If you can get into the habit of bringing these kinds of speech and language development lessons into everyday life, you’ll soon find them becoming an everyday norm you do not even think about.

For example, mealtimes represent outstanding opportunities to get your kids talking and to help improve and advance their development at the same time. It may seem like a hectic daily event where there’s really no time to focus on such things, but when you think about it, it’s actually the perfect opportunity to get talking.


For example, given the fact that mealtimes come around so often and are such an important daily event, there’s really no better time to begin introducing new words. You can potentially expand your child’s vocabulary enormously, simply by talking about the ingredients, meals and hardware involved in cooking and eating a meal at home. And of course, all the better if you take the opportunity to introduce your child to the most varied diet possible, ticking healthy and nutrition boxes while at the same time introducing a variety of new words into their vocabulary.


Mealtimes also represent some of the very best times of all for introducing new adjectives and proactively encouraging strong speech and language development. When you think about it, your child is presented with such an incredible array of colours, tastes, shapes, sizes, smells and so on, the likes of which make for obvious and extremely helpful conversation points. It could be as easy as getting them to describe the texture or shape of a vegetable, their favourite colour on the plate, what taste they like and don’t like and so on. The fact that it is an activity they are inherently involved in and focused on at the time will assist enormously with the learning process.


You might want to think about getting your child involved (perhaps not literally) in the preparation and cooking process as well, as doing so can be highly beneficial in terms of language development. There is an extraordinary array of verbs that are directly linked to food and the preparation thereof – all of which you can begin exposing your child to from a young age. You could be mixing, chopping, peeling, washing, mashing, boiling, baking and so on and so forth – the list really is endless.


Another great game to play during meal times is that of choosing a category and asking your child to name as many relevant foods or ingredients as possible.  The obvious example being something like meat, after which they then reel-off as many different meats as possible. Fruits and vegetables can also be fun, though will undoubtedly cause confusion if you decide to correct your child by telling them that bananas are not in fact fruits and tomatoes are not in fact vegetables!

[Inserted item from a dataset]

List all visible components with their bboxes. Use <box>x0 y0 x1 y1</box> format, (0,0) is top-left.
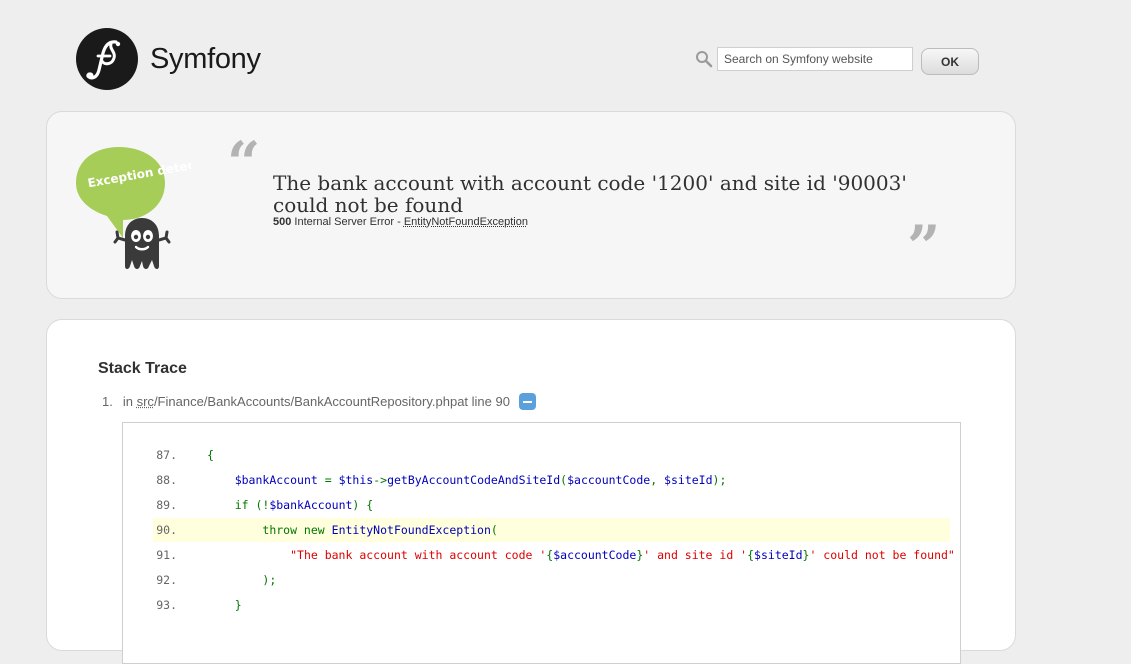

Last but not least, while it’s true to say that the latter list may have considerably more entries if you are dealing with a picky toddler, you will usually always find that the little ones have plenty to say when it comes to what they like and don’t like. Which generally tends to make for an ideal conversation topic as instead of just allowing them to express their likes and dislikes, there’s always the option of expanding on things by asking them exactly why they do and do not like certain things.